The oldest and wisest man – they were all men – spoke. His words were weighty. He put the facts on the table in a statesmanlike way. Only a few years ago, he was the supreme leader, but when his charisma faded a new leader, Peter, was elected. The Minister of Commerce, Still Gates, was a powerful man who benefited from small to no change in society.

“I think it’s a matter of seeming to do something versus actually doing something.”

“Valid points. Anyone else?” asked Peter.

The Minister of Culture was called Amen and he had a few suggestions. “The ongoing unrests are not products of too little bread and games. People are having book clubs and arguing about the books. At first it was only a small argument, but now it’s bloody and it threatens to divide this great nation.”

“Valid points. Anyone…”

“I’m not done yet. The ten of us need to pick a side.”
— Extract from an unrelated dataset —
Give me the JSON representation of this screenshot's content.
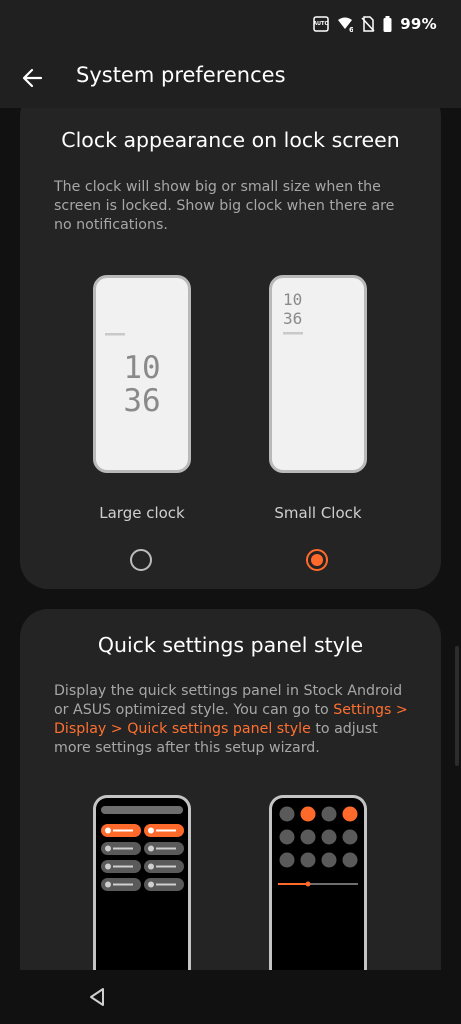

Still Gates didn’t like it at all. He preferred the government to be as small as possible. Preferably so small it could fit in his pocket. Amen explained the pros and cons.

“On the one side we have the old way”

“Loving it already.” Still Gates said.

“That is several characters who sleep with each other, whether it’s sister and brother, daughter and father. There are even instances of the father becoming a bull and raping thousands of pretty farm girls.”
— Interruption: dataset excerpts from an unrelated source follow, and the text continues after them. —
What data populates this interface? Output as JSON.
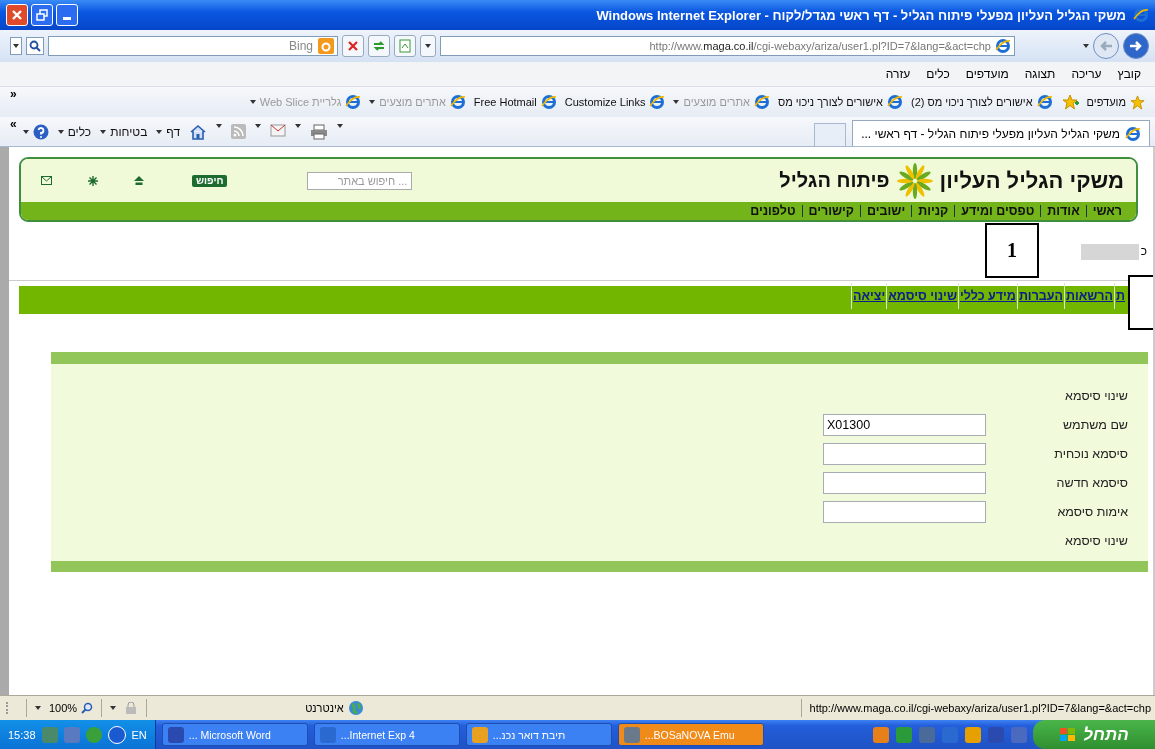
{
  "window": {
    "title": "משקי הגליל העליון מפעלי פיתוח הגליל - דף ראשי מגדל/לקוח - Windows Internet Explorer"
  },
  "address_bar": {
    "url": "http://www.**maga.co.il**/cgi-webaxy/ariza/user1.pl?ID=7&lang=&act=chp"
  },
  "search": {
    "placeholder": "Bing"
  },
  "menu": [
    "קובץ",
    "עריכה",
    "תצוגה",
    "מועדפים",
    "כלים",
    "עזרה"
  ],
  "favorites_bar": {
    "chevron": "«",
    "label": "מועדפים",
    "items": [
      {
        "label": "אישורים לצורך ניכוי מס (2)",
        "kind": "link",
        "disabled": false
      },
      {
        "label": "אישורים לצורך ניכוי מס",
        "kind": "link",
        "disabled": false
      },
      {
        "label": "אתרים מוצעים",
        "kind": "dropdown",
        "disabled": true
      },
      {
        "label": "Customize Links",
        "kind": "link",
        "disabled": false
      },
      {
        "label": "Free Hotmail",
        "kind": "link",
        "disabled": false
      },
      {
        "label": "אתרים מוצעים",
        "kind": "dropdown",
        "disabled": true
      },
      {
        "label": "גלריית Web Slice",
        "kind": "dropdown",
        "disabled": true
      }
    ]
  },
  "tabs": [
    {
      "label": "משקי הגליל העליון מפעלי פיתוח הגליל - דף ראשי ...",
      "selected": true
    }
  ],
  "command_bar": {
    "chevron": "«",
    "items": [
      "דף",
      "בטיחות",
      "כלים"
    ]
  },
  "site": {
    "title": "משקי הגליל העליון",
    "subtitle": "פיתוח הגליל",
    "search": {
      "placeholder": "חיפוש באתר ...",
      "button": "חיפוש"
    },
    "nav": [
      "ראשי",
      "אודות",
      "טפסים ומידע",
      "קניות",
      "ישובים",
      "קישורים",
      "טלפונים"
    ]
  },
  "greeting": "כ",
  "annotations": [
    "1"
  ],
  "account_menu": [
    "ת",
    "הרשאות",
    "העברות",
    "מידע כללי",
    "שינוי סיסמא",
    "יציאה"
  ],
  "form": {
    "title": "שינוי סיסמא",
    "fields": [
      {
        "label": "שם משתמש",
        "value": "X01300"
      },
      {
        "label": "סיסמא נוכחית"
      },
      {
        "label": "סיסמא חדשה"
      },
      {
        "label": "אימות סיסמא"
      }
    ],
    "submit": "שינוי סיסמא"
  },
  "status_bar": {
    "url": "http://www.maga.co.il/cgi-webaxy/ariza/user1.pl?ID=7&lang=&act=chp",
    "zone": "אינטרנט",
    "zoom": "100%"
  },
  "taskbar": {
    "start": "התחל",
    "windows": [
      {
        "label": "...BOSaNOVA Emu",
        "flashing": true
      },
      {
        "label": "תיבת דואר נכנ...",
        "flashing": false
      },
      {
        "label": "...Internet Exp 4",
        "flashing": false
      },
      {
        "label": "... Microsoft Word",
        "flashing": false
      }
    ],
    "language": "EN",
    "clock": "15:38"
  }
}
“Okay so the morals are on our side, that’s good. What does the other side say?”

“Also a lot of characters, but that side chooses to focus on one particular guy, Roy.”

“What’s Roy’s story?”

“Well, just like the old stories he is a son of a great father. But instead of raping, sending plagues on mankind and killing – the morals we treasure – he goes around teaching pacifism and anti-capitalism.”

“Valid points…”

Still Gates interrupted. “What on Girth do I hear?”
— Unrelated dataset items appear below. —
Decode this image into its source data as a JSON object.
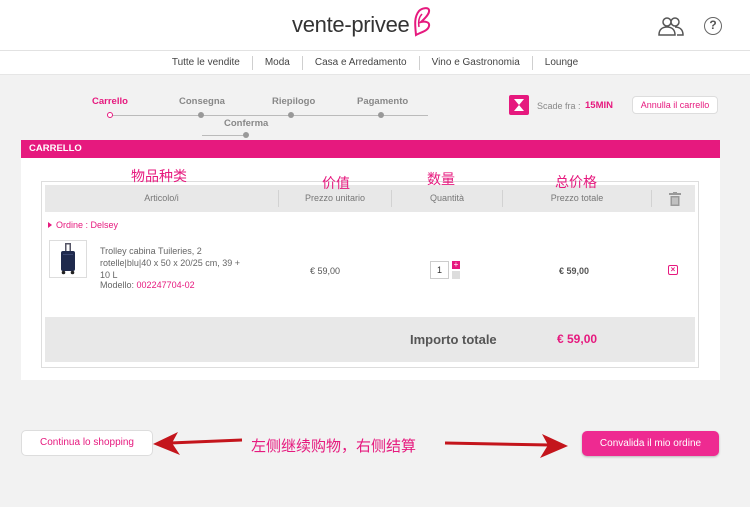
{
  "header": {
    "logo_text": "vente-privee"
  },
  "nav": {
    "items": [
      "Tutte le vendite",
      "Moda",
      "Casa e Arredamento",
      "Vino e Gastronomia",
      "Lounge"
    ]
  },
  "steps": {
    "items": [
      "Carrello",
      "Consegna",
      "Riepilogo",
      "Pagamento",
      "Conferma"
    ],
    "active": "Carrello"
  },
  "timer": {
    "label": "Scade fra :",
    "value": "15MIN",
    "cancel_label": "Annulla il carrello"
  },
  "cart": {
    "title": "CARRELLO",
    "columns": [
      "Articolo/i",
      "Prezzo unitario",
      "Quantità",
      "Prezzo totale"
    ],
    "order_label": "Ordine : Delsey",
    "item": {
      "name": "Trolley cabina Tuileries, 2 rotelle|blu|40 x 50 x 20/25 cm, 39 + 10 L",
      "model_label": "Modello:",
      "model_code": "002247704-02",
      "unit_price": "€ 59,00",
      "quantity": "1",
      "total": "€ 59,00"
    },
    "total_label": "Importo totale",
    "total_value": "€ 59,00"
  },
  "annotations": {
    "category": "物品种类",
    "price": "价值",
    "quantity": "数量",
    "total": "总价格",
    "footer": "左侧继续购物，右侧结算"
  },
  "actions": {
    "continue_label": "Continua lo shopping",
    "validate_label": "Convalida il mio ordine"
  },
  "colors": {
    "accent": "#e6197e",
    "annotation_red": "#c4151c"
  }
}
Still Gates was the actual supreme leader, but he wasn’t as charismatic as Peter. Peter was beautiful and had a soft voice. He only agreed and did as the most powerful person said.

Perhaps book burning would be in order.

The head of the Fire Department thought it was a great idea. His name was Nero. It wasn’t the solution so it was voted down. Amen continued.

“Royalists – that which is what followers of Roy call themselves – are growing. I think we need to put the Book Club under government control.”

“Hmm. Valid…” Peter stopped as Still Gates held up his finger.

Still Gates was thinking. The book clubs were getting stronger and had to be controlled in some way. Nero banged his fist on the table. “Why don’t we burn them?”

“Again with the fire.” The old man said. He was in charge of language and a strong believer in a right language, meaning all others were the wrong languages. “Picking a book could be beneficial for uniting the people, both immigrants and natives, under the right language.”

Still Gates didn’t care about integration. These things solve themselves, he thought. Better not to let the government interfere.

Amen saw that his pleas weren’t received with optimism. He had to reach out to their inner desires. “If we supported the growing royalist movement now, we could have a way to steer it in the right direction.”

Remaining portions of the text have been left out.